Lea glared at me but didn’t lash out again. Instead, she wrapped her arms around her slim body. Her nipples had perked up even more in the winter chill, and the rest of her bare skin rippled with goose bumps.

“Y-you’re imp-possible,” she chattered.

“Here,” I said, holding out the black wool jacket I’d stripped off as soon as I’d entered the party. “Put this on because you’re not going back in there.”

“I didn’t ask for this,” she said, though she allowed me jacket around her shoulders. “Get off me!”

“I’m off, I’m off, contessa.” I held up my hands as I took a step backward. “God, you’re even bossier when you’re wasted.”

I expected her to bolt, but to my surprise, she didn’t. Instead, she stood there glaring at me, the most beautiful little minx I’d ever seen. Regal, even when she was toasted.

“You dressed up again,” she said a few moments later.

I looked down at my clothes. It was the same thing I wore to her grandparents’ house, except I’d exchanged a white T-shirt for the button-down. The jacket wasn’t much—Father Deflor had let me raid it from the church’s Lost and Found. The clothes weren’t exactly stylish, but they were clean. Apparently I had set the bar for “nice” pretty damn low.

“I guess,” I said. “It’s my only coat. And I needed to be warm for the walk.”

She balked. “You walked here from Belmont? That would take like an hour and a half.”

I ground my teeth, unwilling to admit that I wasn’t about to waste the last forty dollars I had on subway fare or a cab when I had two perfectly good legs. “Yeah.”

What else was I supposed to say? That I wasn’t going to come at all? That I was fully planning to eat more of the dinner she’d cooked, then fall asleep flipping through one of the decade-old magazines Mattias kept in his office for waiting customers? But that once I’d flopped onto the bed she had made up for me, I’d stared at the ceiling until I couldn’t fuckin’ take it no more and then walked the hour and thirty-three minutes through Crotona Park, down Union Avenue, and under the freeway, all the while imagining how Lea might have been picked up at any corner, until I’d walked into this party and seen every dude in here imagining how he might do just that.

It was my worst nightmare come to life.

“What are you doing at a place like this, Lea?” I asked abruptly.

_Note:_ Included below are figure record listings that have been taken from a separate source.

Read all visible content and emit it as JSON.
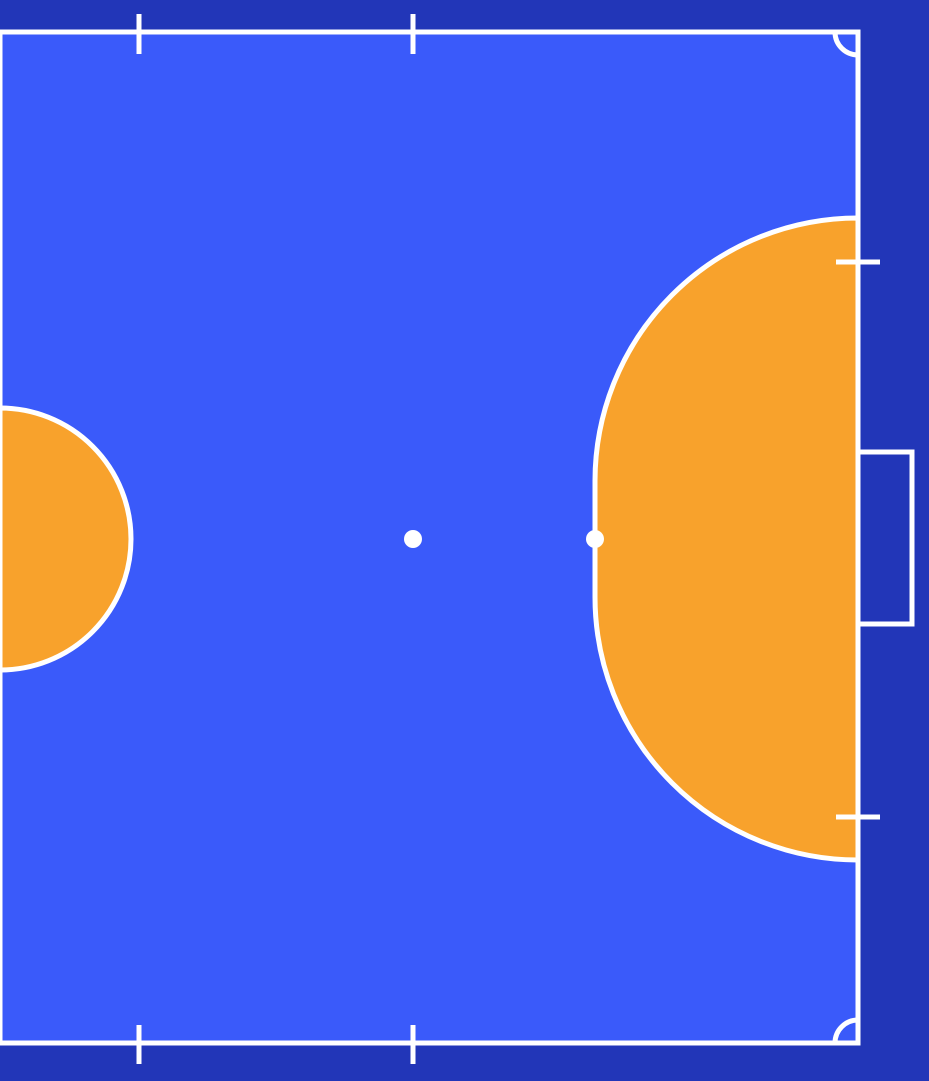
{
  "court": {
    "type": "futsal half court",
    "colors": {
      "surround": "#2236b8",
      "playing_surface": "#3a5afa",
      "penalty_area": "#f8a22c",
      "lines": "#ffffff"
    }
  }
}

Her scowl returned. “What, a nice girl like me?” she asked bitterly, as she clutched my jacket tighter. “I told you I was coming.”

“Girl like you deserves to be wined and dined. Not humped in the projects on some joker’s mattress.”

She looked back at the building, then at me. “This isn’t the projects.”

“Next thing to it. Carrera lives in Mill Brook now, you know. Half the party probably lives in his building.”

“So, if they live in a housing project, they’re not good enough for me?”

“Don’t be fuckin’ naive, Lea.”

She recoiled at my tone. “There’s the wolf again.”

I took a deep breath. I was snapping like a feral animal. Wrong idea, especially when I wanted to protect her, even if I had no business trying.

“You know what goes on here,” I tried again, this time more carefully. “You know what’s going on here right now. Half the people in this party are either high or looking to score. There’s gonna be more than one fight breaking out before the night is over. Not to mention plenty of dudes looking to get you so wasted, you pass out in their arms, and they can take you home and do whatever they want. You’re better than them, Lea. You deserve better than this.”

She was quiet for a long time, but those green eyes sparked like firecrackers. It was everything I could do not to look away—but I wouldn’t stand down. Not about this.

She, however, was not about to let me off the hook, either.

“I’m sorry about, ah, dragging you out here,” I said finally. I had to give her something. “I could have talked to you in there, I guess.”

“And?”

I swallowed, frowned, and sighed. In that order. “And…I’m sorry for yelling at you. And for insulting your dress. You, um, you actually look nice tonight. Really fuckin’ nice. Too nice—shit.”